NOTE:  On OES 2 this problem was fixed with new runlevel scripts that set the directory permissions every time the processes start.  On OES 1 SP2, the latest updates, novell-xtier-base-3.1.5-20070821_114026.sles9 and novell-xtier-web-3.1.5-20070821_114026.sles9, contain fixes for the problem.

Root cause is that the UID and GID of the xtier users were changed but the directory permissions have not been updated.

To verify, check the directory /var/opt/novell/xtier and see if the entries are owned by the xtier users and the xtier group.  Correct output will look like:

# ls -la /var/opt/novell/xtier
  total 1
  drwxrwx---   4 novlxregd novlxtier 96 May 29  2007 .
  drwxr-xr-x  13 root root 312 May 19  2008 ..
  drwxrwx---   3 novlxregd novlxtier  104 Oct 18 18:51 xregd
  drwxrwx---   2 novlxsrvd novlxtier 1168 Oct 18 18:52 xsrvd

Incorrect output will look like:

# ls -la /var/opt/novell/xtier
  total 1
  drwxrwx---   4 104 103 96 May 29  2007 .
  drwxr-xr-x  13 root root 312 May 19  2008 ..
  drwxrwx---   3 104 103 104 Oct 18 18:51 xregd
  drwxrwx---   2 103 103 1168 Oct 18 18:52 xsrvd

Once root cause has been verified, check if you have the xtier users UID and GID available via lum:

# id novlxsrvd
  uid=104(novlxsrvd) gid=103(novlxtier) groups=103(novlxtier),8(www)
# id novlxregd
  uid=103(novlxregd) gid=103(novlxtier) groups=103(novlxtier)

If the correct UID and GID names are returned, the xtier process may simply need to be restarted.  If the UID and GID names do not return, then the cause may be LUM-related.  Please refer to TID 3280667 - Troubleshooting Linux User Management for details.

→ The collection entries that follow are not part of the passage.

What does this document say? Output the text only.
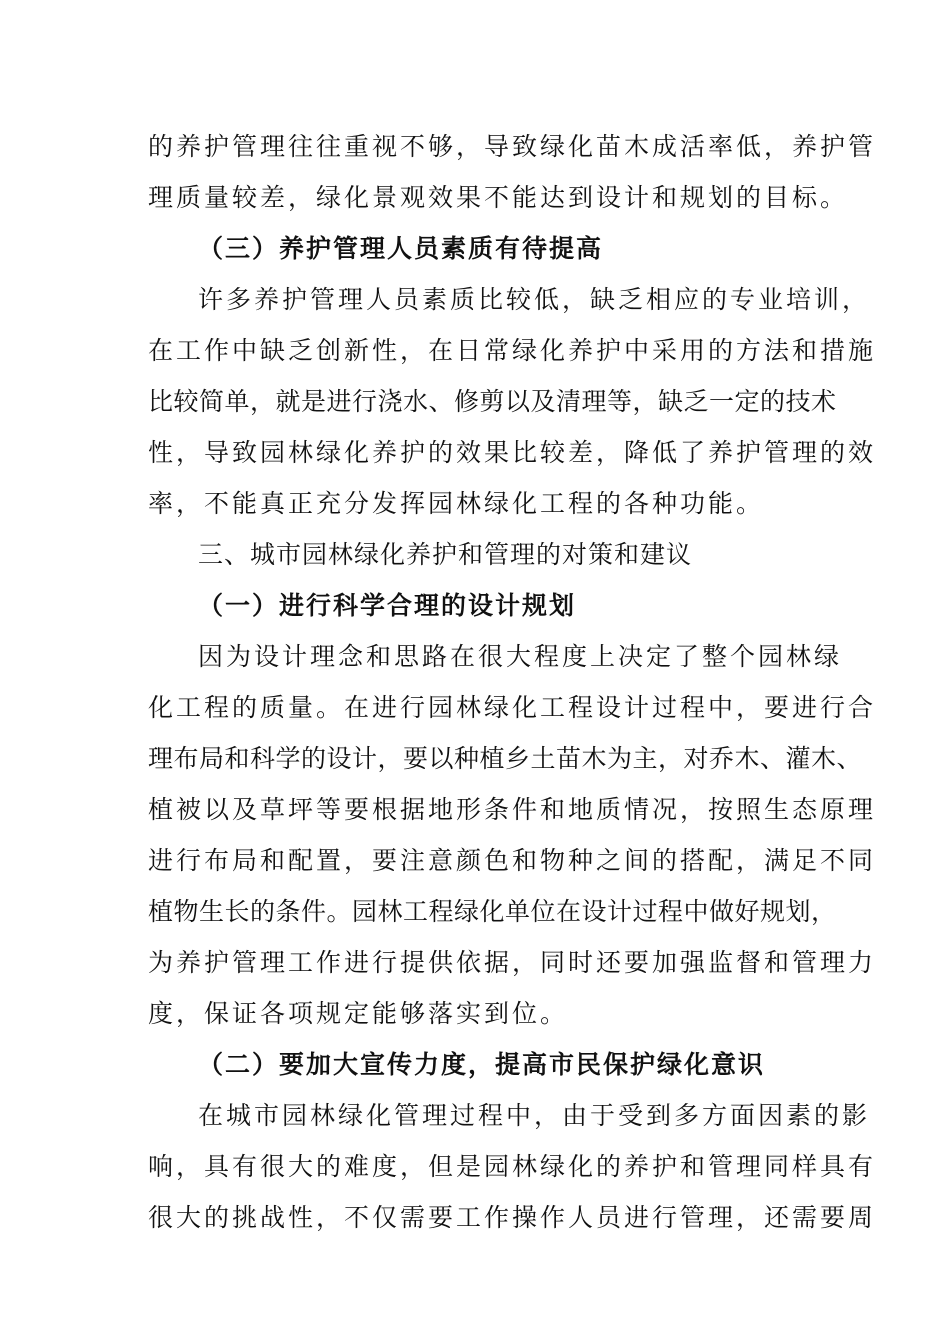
的养护管理往往重视不够，导致绿化苗木成活率低，养护管
理质量较差，绿化景观效果不能达到设计和规划的目标。
（三）养护管理人员素质有待提高
许多养护管理人员素质比较低，缺乏相应的专业培训，
在工作中缺乏创新性，在日常绿化养护中采用的方法和措施
比较简单，就是进行浇水、修剪以及清理等，缺乏一定的技术
性，导致园林绿化养护的效果比较差，降低了养护管理的效
率，不能真正充分发挥园林绿化工程的各种功能。
三、城市园林绿化养护和管理的对策和建议
（一）进行科学合理的设计规划
因为设计理念和思路在很大程度上决定了整个园林绿
化工程的质量。在进行园林绿化工程设计过程中，要进行合
理布局和科学的设计，要以种植乡土苗木为主，对乔木、灌木、
植被以及草坪等要根据地形条件和地质情况，按照生态原理
进行布局和配置，要注意颜色和物种之间的搭配，满足不同
植物生长的条件。园林工程绿化单位在设计过程中做好规划，
为养护管理工作进行提供依据，同时还要加强监督和管理力
度，保证各项规定能够落实到位。
（二）要加大宣传力度，提高市民保护绿化意识
在城市园林绿化管理过程中，由于受到多方面因素的影
响，具有很大的难度，但是园林绿化的养护和管理同样具有
很大的挑战性，不仅需要工作操作人员进行管理，还需要周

After restarting the xtier process, if the permissions are still incorrect, manually change the permissions on those directories:

# chown -R novlxregd.novlxtier /var/opt/novell/xtier
# chown -R novlxsrvd.novlxtier /var/opt/novell/xtier/xsrvd

Then, verify the new permissions:

# ls -la /var/opt/novell/xtier
  total 1
  drwxrwx---   4 novlxregd novlxtier   96 May 29  2007 .
  drwxr-xr-x  13 root      root       312 May 19  2008 ..
  drwxrwx---   3 novlxregd novlxtier  104 Oct 18 18:51 xregd
  drwxrwx---   2 novlxsrvd novlxtier 1168 Oct 18 18:52 xsrvd

And restart the xtier processes again:

# rcnovell-xsrvd restart
# rcnovell-xregd restart

Verify that the xtier socket files were created:

# ls -la /var/opt/novell/xtier/xsrvd
  total 0
  drwxrwx---  2 novlxsrvd novlxtier 368 Jan 20 07:37 .
  drwxrwx---  4 novlxsrvd novlxtier  96 Oct 19  2007 ..
  srwxrwxrwx  1 novlxsrvd novlxtier   0 Jan 20 07:37 srv-socket-0
  srwxrwxrwx  1 novlxsrvd novlxtier   0 Jan 20 07:37 srv-socket-1
  srwxrwxrwx  1 novlxsrvd novlxtier   0 Jan 20 07:37 srv-socket-2
  srwxrwxrwx  1 novlxsrvd novlxtier   0 Jan 20 07:37 srv-socket-3
  srwxrwxrwx  1 novlxsrvd novlxtier   0 Jan 20 07:37 srv-socket-4
  srwxrwxrwx  1 novlxsrvd novlxtier   0 Jan 20 07:37 srv-socket-5
  srwxrwxrwx  1 novlxsrvd novlxtier   0 Jan 20 07:37 srv-socket-6
  srwxrwxrwx  1 novlxsrvd novlxtier   0 Jan 20 07:37 srv-socket-7
  srwxrwxrwx  1 novlxsrvd novlxtier   0 Jan 20 07:37 srv-socket-8
  srwxrwxrwx  1 novlxsrvd novlxtier   0 Jan 20 07:37 srv-socket-9
 
And now the syslog messages should also be gone.